Finance Minister Cameron Friesen says the 2022-23 budget is to be released on April 12.
The Progressive Conservative government plans to continue its previously announced goal to phase out its education tax on property, Friesen said Wednesday. There is also to be some sort of relief to help people deal with inflation.
“Manitobans are seeing increases in fuel. They’re seeing increases in their grocery bills … so we believe relief is necessary,” Friesen said.
Businesses can also expect new measures to encourage them to hire more employees, Friesen added. He wouldn’t go into details, but said the government has been looking at changes to tax credits.
The Tories are also promising to boost efforts to reduce a backlog of surgeries and diagnostic tests that has grown exponentially during the COVID-19 pandemic.
The opposition parties say they are not convinced.
The government consolidated some emergency rooms in Winnipeg before the pandemic, and intensive care units were overwhelmed at times after COVID-19 erupted. At one point last spring, dozens of ICU patients were flown to other provinces in an attempt to free up beds.

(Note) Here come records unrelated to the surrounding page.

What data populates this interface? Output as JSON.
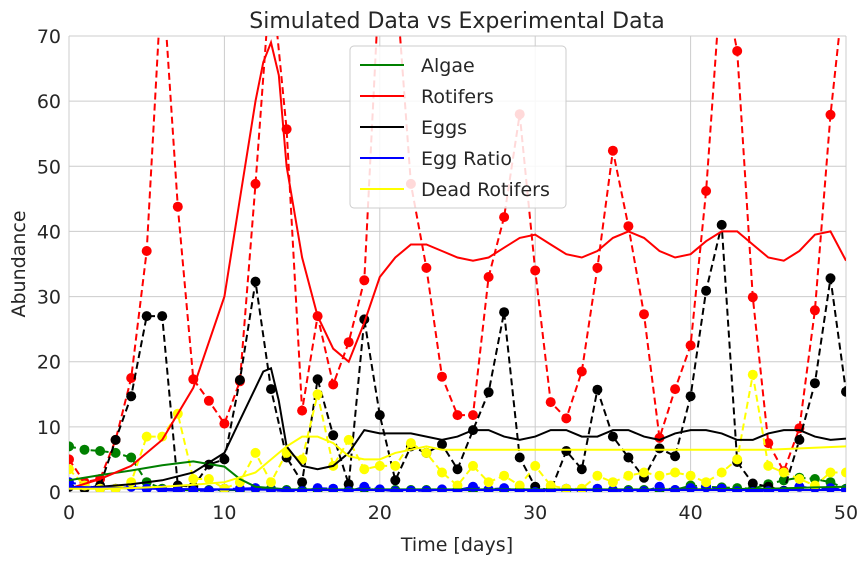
{
  "chart_data": {
    "type": "line",
    "title": "Simulated Data vs Experimental Data",
    "xlabel": "Time [days]",
    "ylabel": "Abundance",
    "xlim": [
      0,
      50
    ],
    "ylim": [
      0,
      70
    ],
    "xticks": [
      "0",
      "10",
      "20",
      "30",
      "40",
      "50"
    ],
    "yticks": [
      "0",
      "10",
      "20",
      "30",
      "40",
      "50",
      "60",
      "70"
    ],
    "grid": true,
    "legend_position": "top-center",
    "simulated_series": [
      {
        "name": "Algae",
        "color": "#008000",
        "x": [
          0,
          2,
          4,
          6,
          8,
          10,
          11,
          12,
          14,
          16,
          18,
          20,
          25,
          30,
          35,
          40,
          45,
          48,
          50
        ],
        "y": [
          1.8,
          2.6,
          3.3,
          4.1,
          4.7,
          3.9,
          2.0,
          0.8,
          0.4,
          0.4,
          0.4,
          0.4,
          0.4,
          0.4,
          0.4,
          0.4,
          0.5,
          0.7,
          0.8
        ]
      },
      {
        "name": "Rotifers",
        "color": "#ff0000",
        "x": [
          0,
          2,
          4,
          6,
          8,
          10,
          11,
          12,
          12.5,
          13,
          13.5,
          14,
          15,
          16,
          17,
          18,
          19,
          20,
          21,
          22,
          23,
          24,
          25,
          26,
          27,
          28,
          29,
          30,
          31,
          32,
          33,
          34,
          35,
          36,
          37,
          38,
          39,
          40,
          41,
          42,
          43,
          44,
          45,
          46,
          47,
          48,
          49,
          50
        ],
        "y": [
          0.5,
          2,
          4,
          8,
          16,
          30,
          45,
          60,
          66,
          69,
          64,
          50,
          36,
          27,
          22,
          20,
          26,
          33,
          36,
          38,
          38,
          37,
          36,
          35.5,
          36,
          37.5,
          39,
          39.5,
          38,
          36.5,
          36,
          37,
          39,
          40,
          39,
          37,
          36,
          36.5,
          38.5,
          40,
          40,
          38,
          36,
          35.5,
          37,
          39.5,
          40,
          35.5
        ]
      },
      {
        "name": "Eggs",
        "color": "#000000",
        "x": [
          0,
          2,
          4,
          6,
          8,
          10,
          11,
          12,
          12.5,
          13,
          13.5,
          14,
          15,
          16,
          17,
          18,
          19,
          20,
          22,
          24,
          25,
          26,
          27,
          28,
          29,
          30,
          31,
          32,
          33,
          34,
          35,
          36,
          37,
          38,
          39,
          40,
          41,
          42,
          43,
          44,
          45,
          46,
          47,
          48,
          49,
          50
        ],
        "y": [
          0.5,
          0.8,
          1.2,
          1.8,
          3,
          6,
          11,
          16,
          18.5,
          19,
          14,
          7,
          4,
          3.5,
          4,
          6,
          9.5,
          9,
          9,
          8,
          8.5,
          9.5,
          9.5,
          8.5,
          8,
          8.5,
          9.5,
          9.5,
          8.5,
          8.5,
          9.5,
          9.5,
          8.5,
          8,
          9,
          9.5,
          9.5,
          9,
          8,
          8,
          9,
          9.5,
          9.5,
          8.5,
          8,
          8.2
        ]
      },
      {
        "name": "Egg Ratio",
        "color": "#0000ff",
        "x": [
          0,
          5,
          10,
          15,
          20,
          25,
          30,
          35,
          40,
          45,
          50
        ],
        "y": [
          0.8,
          0.5,
          0.4,
          0.3,
          0.3,
          0.3,
          0.3,
          0.3,
          0.3,
          0.3,
          0.3
        ]
      },
      {
        "name": "Dead Rotifers",
        "color": "#ffff00",
        "x": [
          0,
          2,
          4,
          6,
          8,
          10,
          12,
          14,
          15,
          16,
          17,
          18,
          19,
          20,
          21,
          22,
          23,
          24,
          26,
          28,
          30,
          35,
          40,
          45,
          50
        ],
        "y": [
          0.5,
          0.5,
          0.6,
          0.8,
          1.1,
          1.5,
          3,
          7,
          8.5,
          8.5,
          7.5,
          5.5,
          5,
          5,
          6,
          6.5,
          7,
          6.5,
          6.5,
          6.5,
          6.5,
          6.5,
          6.5,
          6.5,
          7
        ]
      }
    ],
    "experimental_series": [
      {
        "color": "#008000",
        "x": [
          0,
          1,
          2,
          3,
          4,
          5,
          6,
          7,
          8,
          9,
          10,
          11,
          12,
          13,
          14,
          15,
          16,
          17,
          18,
          19,
          20,
          21,
          22,
          23,
          24,
          25,
          26,
          27,
          28,
          29,
          30,
          31,
          32,
          33,
          34,
          35,
          36,
          37,
          38,
          39,
          40,
          41,
          42,
          43,
          44,
          45,
          46,
          47,
          48,
          49,
          50
        ],
        "y": [
          7,
          6.5,
          6.3,
          6,
          5.3,
          1.5,
          0.5,
          0.3,
          0.3,
          0.3,
          0.3,
          0.3,
          0.5,
          0.5,
          0.3,
          0.3,
          0.3,
          0.3,
          0.3,
          0.5,
          0.3,
          0.3,
          0.3,
          0.3,
          0.3,
          0.3,
          0.3,
          0.3,
          0.3,
          0.3,
          0.3,
          0.3,
          0.3,
          0.3,
          0.3,
          0.3,
          0.3,
          0.3,
          0.3,
          0.3,
          1.0,
          0.8,
          0.7,
          0.6,
          0.5,
          1.2,
          1.8,
          2.2,
          2.0,
          1.5,
          0.5
        ]
      },
      {
        "color": "#ff0000",
        "x": [
          0,
          1,
          2,
          3,
          4,
          5,
          6,
          7,
          8,
          9,
          10,
          11,
          12,
          13,
          14,
          15,
          16,
          17,
          18,
          19,
          20,
          21,
          22,
          23,
          24,
          25,
          26,
          27,
          28,
          29,
          30,
          31,
          32,
          33,
          34,
          35,
          36,
          37,
          38,
          39,
          40,
          41,
          42,
          43,
          44,
          45,
          46,
          47,
          48,
          49,
          50
        ],
        "y": [
          5,
          1.5,
          2,
          8,
          17.5,
          37,
          80,
          43.8,
          17.3,
          14,
          10.5,
          17,
          47.3,
          80,
          55.7,
          12.5,
          27,
          16.5,
          23,
          32.5,
          80,
          80,
          47.3,
          34.4,
          17.7,
          11.8,
          11.8,
          33,
          42.2,
          58,
          34,
          13.8,
          11.3,
          18.5,
          34.4,
          52.4,
          40.8,
          27.3,
          8.3,
          15.8,
          22.5,
          46.2,
          80,
          67.7,
          29.9,
          7.5,
          3.2,
          9.8,
          27.9,
          57.9,
          80
        ]
      },
      {
        "color": "#000000",
        "x": [
          0,
          1,
          2,
          3,
          4,
          5,
          6,
          7,
          8,
          9,
          10,
          11,
          12,
          13,
          14,
          15,
          16,
          17,
          18,
          19,
          20,
          21,
          22,
          23,
          24,
          25,
          26,
          27,
          28,
          29,
          30,
          31,
          32,
          33,
          34,
          35,
          36,
          37,
          38,
          39,
          40,
          41,
          42,
          43,
          44,
          45,
          46,
          47,
          48,
          49,
          50
        ],
        "y": [
          0.8,
          0.5,
          1.0,
          8.0,
          14.7,
          27.0,
          27.0,
          1.0,
          0.8,
          4.2,
          5.0,
          17.2,
          32.3,
          15.8,
          5.3,
          1.5,
          17.3,
          8.7,
          1.2,
          26.5,
          11.8,
          1.8,
          7.0,
          6.0,
          7.3,
          3.5,
          9.5,
          15.3,
          27.6,
          5.3,
          0.8,
          0.2,
          6.3,
          3.5,
          15.7,
          8.5,
          5.3,
          2.2,
          6.7,
          5.5,
          14.7,
          30.9,
          41.0,
          4.6,
          1.3,
          0.8,
          0.2,
          8.0,
          16.7,
          32.8,
          15.4
        ]
      },
      {
        "color": "#0000ff",
        "x": [
          0,
          1,
          2,
          3,
          4,
          5,
          6,
          7,
          8,
          9,
          10,
          11,
          12,
          13,
          14,
          15,
          16,
          17,
          18,
          19,
          20,
          21,
          22,
          23,
          24,
          25,
          26,
          27,
          28,
          29,
          30,
          31,
          32,
          33,
          34,
          35,
          36,
          37,
          38,
          39,
          40,
          41,
          42,
          43,
          44,
          45,
          46,
          47,
          48,
          49,
          50
        ],
        "y": [
          1.5,
          1.0,
          0.5,
          0.5,
          0.8,
          0.5,
          0.3,
          0.2,
          0.2,
          0.2,
          0.5,
          0.5,
          0.6,
          0.3,
          0.1,
          0.1,
          0.6,
          0.5,
          0.1,
          0.8,
          0.4,
          0.1,
          0.2,
          0.2,
          0.4,
          0.3,
          0.8,
          0.4,
          0.6,
          0.1,
          0.0,
          0.1,
          0.5,
          0.2,
          0.5,
          0.2,
          0.1,
          0.1,
          0.8,
          0.3,
          0.6,
          0.7,
          0.5,
          0.1,
          0.0,
          0.1,
          0.1,
          0.8,
          0.6,
          0.6,
          0.3
        ]
      },
      {
        "color": "#ffff00",
        "x": [
          0,
          1,
          2,
          3,
          4,
          5,
          6,
          7,
          8,
          9,
          10,
          11,
          12,
          13,
          14,
          15,
          16,
          17,
          18,
          19,
          20,
          21,
          22,
          23,
          24,
          25,
          26,
          27,
          28,
          29,
          30,
          31,
          32,
          33,
          34,
          35,
          36,
          37,
          38,
          39,
          40,
          41,
          42,
          43,
          44,
          45,
          46,
          47,
          48,
          49,
          50
        ],
        "y": [
          3.5,
          1.0,
          0.5,
          0.5,
          1.5,
          8.5,
          8.5,
          12.0,
          2.0,
          2.0,
          0.5,
          1.5,
          6.0,
          1.5,
          6.0,
          5.0,
          15.0,
          4.0,
          8.0,
          3.5,
          4.0,
          4.0,
          7.5,
          6.0,
          3.0,
          1.0,
          4.0,
          1.5,
          2.5,
          1.0,
          4.0,
          1.0,
          0.5,
          0.5,
          2.5,
          1.5,
          2.5,
          3.0,
          2.5,
          3.0,
          2.5,
          1.5,
          3.0,
          5.0,
          18.0,
          4.0,
          3.0,
          2.0,
          1.0,
          3.0,
          3.0
        ]
      }
    ]
  }
}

“We need to see real investments and a real plan that includes things like a date to end the surgical backlog,” NDP Leader Wab Kinew said.
Liberal Leader Dougald Lamont said further reductions in property taxes would do little to help people in need and would add to the deficit.
Manitoba has been running deficits since 2009, save for a slim surplus in 2019. The red ink returned with the pandemic and the government has promised to balance the budget again by 2028.
Lamont said the Liberals are supportive of lowering one tax — the province’s payroll levy. It charges companies a percentage of their total annual payroll once that reaches $1.75 million.
“Fairly small companies can end up with a big tax bill,” Lamont said.